Emerged: Seeds of thale cress on lunar substrate in the University of Florida laboratory
Photo: Tyler Jones / UF / IFAS / REUTERS
This study could go down in the history of space travel: For the first time, researchers have grown plants on real lunar substrate.
They systematically examined whether agriculture would be possible on the celestial body in the future.
The result: Plants could in principle grow on "Monderde", reports the team from the University of Florida in Gainesville in the journal "Communications Biology".
However, their growth was stunted and the plants were showing severe signs of stress.
For Urs Mall from the Max Planck Institute for Solar System Research in Göttingen, the study contains “undoubtedly interesting observations”.
However, there are still many unanswered questions, says the moon expert, who was not involved in the study.
The cultivation of plants on the moon would be of particular interest for NASA's Artemis program: the US space agency wants to bring people to the moon again for the first time since the Apollo 17 mission in 1972 and set up a base there - if possible by the end of the decade .
Moon as a base for larger missions
In this project, plants could not only simplify the diet of the crew, but also produce oxygen.
"You want a closed cycle where everything is recycled," explains Mall, referring, among other things, to the carbon dioxide (CO₂) emitted by humans.
»Plants would play an important role in this cycle.«
"Artemis requires a better understanding of how plants grow in space," explains co-author Rob Ferl.
»For future, larger space missions, we could use the moon as a hub or launch pad.
So it makes sense to use the soil that is already there to grow plants.«
The researchers are now checking whether this would even be possible on the loose material on the moon.
This so-called regolith was formed by the intensive bombardment of the moon with meteorites.
Over the millions of years, the impacts shattered rock and crushed it into a kind of sand that sometimes covered the surface of the Earth's satellite several meters high.
The key difference to terrestrial soils: "On Earth, soils are biologically influenced," says Mall, referring to plants, animals and microorganisms.
"That's missing on the moon."
Twelve germs on twelve grams of soil
For the study, the team had only about 12 grams of lunar material that Apollo 11, 12, and 17 had brought back to Earth from their respective landing sites.
The material was sieved to a grain size of less than one millimeter, provided with rock wool and an aqueous nutrient solution and placed in mini containers at 0.9 grams each.
The researchers then placed seeds of the thale cress (Arabidopsis thaliana) on the substrate.
This plant, which is also widespread in Germany, is used in biology as a model organism, partly because its genome has been completely sequenced.
First, all twelve seeds germinated.
"We didn't predict that," says lead author Anna-Lisa Paul.
“It showed us that lunar soils do not disrupt the hormones and signals involved in plant germination.” However, problems quickly became apparent that did not occur with the control plants in terrestrial substrate similar to the lunar material: the plants grew more slowly, remained smaller, discolored themselves and varied greatly overall.
Older material is less suitable
The researchers interpret all of this as a sign of stress.

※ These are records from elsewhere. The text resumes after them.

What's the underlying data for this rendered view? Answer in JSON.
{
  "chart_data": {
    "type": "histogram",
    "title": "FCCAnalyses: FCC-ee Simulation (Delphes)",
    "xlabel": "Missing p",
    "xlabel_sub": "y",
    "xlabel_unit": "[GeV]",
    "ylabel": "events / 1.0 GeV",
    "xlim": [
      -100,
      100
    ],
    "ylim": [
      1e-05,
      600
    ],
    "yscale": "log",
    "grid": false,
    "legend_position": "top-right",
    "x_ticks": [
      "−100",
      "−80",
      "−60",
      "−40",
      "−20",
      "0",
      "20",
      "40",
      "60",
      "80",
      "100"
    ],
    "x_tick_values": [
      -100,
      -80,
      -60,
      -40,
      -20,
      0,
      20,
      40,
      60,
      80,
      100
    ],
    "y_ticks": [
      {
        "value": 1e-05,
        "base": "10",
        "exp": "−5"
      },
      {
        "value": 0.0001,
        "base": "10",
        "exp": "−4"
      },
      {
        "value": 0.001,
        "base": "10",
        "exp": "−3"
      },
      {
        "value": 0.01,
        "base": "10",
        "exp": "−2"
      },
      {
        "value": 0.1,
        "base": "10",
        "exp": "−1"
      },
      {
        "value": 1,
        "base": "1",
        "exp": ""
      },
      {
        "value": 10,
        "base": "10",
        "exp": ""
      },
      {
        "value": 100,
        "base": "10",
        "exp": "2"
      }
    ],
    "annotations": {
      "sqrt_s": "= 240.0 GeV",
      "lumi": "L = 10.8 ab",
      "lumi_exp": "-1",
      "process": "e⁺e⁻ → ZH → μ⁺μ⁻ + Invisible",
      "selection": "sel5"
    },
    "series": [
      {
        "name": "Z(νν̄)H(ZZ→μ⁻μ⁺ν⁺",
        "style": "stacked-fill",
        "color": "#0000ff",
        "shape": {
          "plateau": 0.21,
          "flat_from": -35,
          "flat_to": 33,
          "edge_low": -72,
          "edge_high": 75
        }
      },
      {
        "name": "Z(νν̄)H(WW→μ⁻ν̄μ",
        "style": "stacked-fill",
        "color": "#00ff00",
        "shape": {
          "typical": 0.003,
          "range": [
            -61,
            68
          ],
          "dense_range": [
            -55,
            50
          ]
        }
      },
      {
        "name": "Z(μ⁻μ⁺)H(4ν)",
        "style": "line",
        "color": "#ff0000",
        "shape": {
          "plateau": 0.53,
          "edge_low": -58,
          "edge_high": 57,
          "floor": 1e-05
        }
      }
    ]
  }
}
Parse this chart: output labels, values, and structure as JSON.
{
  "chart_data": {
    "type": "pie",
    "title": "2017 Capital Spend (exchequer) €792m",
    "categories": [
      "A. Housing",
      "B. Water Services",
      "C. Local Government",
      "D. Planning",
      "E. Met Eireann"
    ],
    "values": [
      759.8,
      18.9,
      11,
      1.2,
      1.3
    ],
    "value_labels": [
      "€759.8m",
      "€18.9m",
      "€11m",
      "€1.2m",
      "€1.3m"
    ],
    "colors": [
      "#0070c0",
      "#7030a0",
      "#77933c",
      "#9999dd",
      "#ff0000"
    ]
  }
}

Further analysis revealed that gene activity was similar to that of plants exposed to unfavorable factors such as salt, metals or oxidative stress.
"From this we deduce that the plants found the lunar soil conditions to be stressful," says Paul.
However, the team registered noticeable differences between the various lunar substrates: Plants thrived the worst on the material that Apollo 11 had brought to Earth.
Unlike the Apollo 12 and Apollo 17 sites, the lunar regolith at this landing site is older and has therefore been exposed to cosmic rays and the solar wind longer.
These streams of charged particles constantly rain down on the lunar material and enrich it with hydrogen and helium ions in particular.
Overall, according to the research group, plants can grow on "moon soil", but this is basically not a good growth environment.
"The data suggest that older regolith provides an inferior substrate for plant growth than younger regolith," the team writes.
The plants thrived best on the material brought back by Apollo 17.
The study leaves many questions unanswered, says Mall.
In particular, it remains unclear which components of the lunar material were responsible for the problems affecting the plants.
"Many factors can play a role here." The authors themselves also point out these weaknesses: Before lunar regolith can be used as a local resource for plant cultivation, this material has to be better characterized and optimized.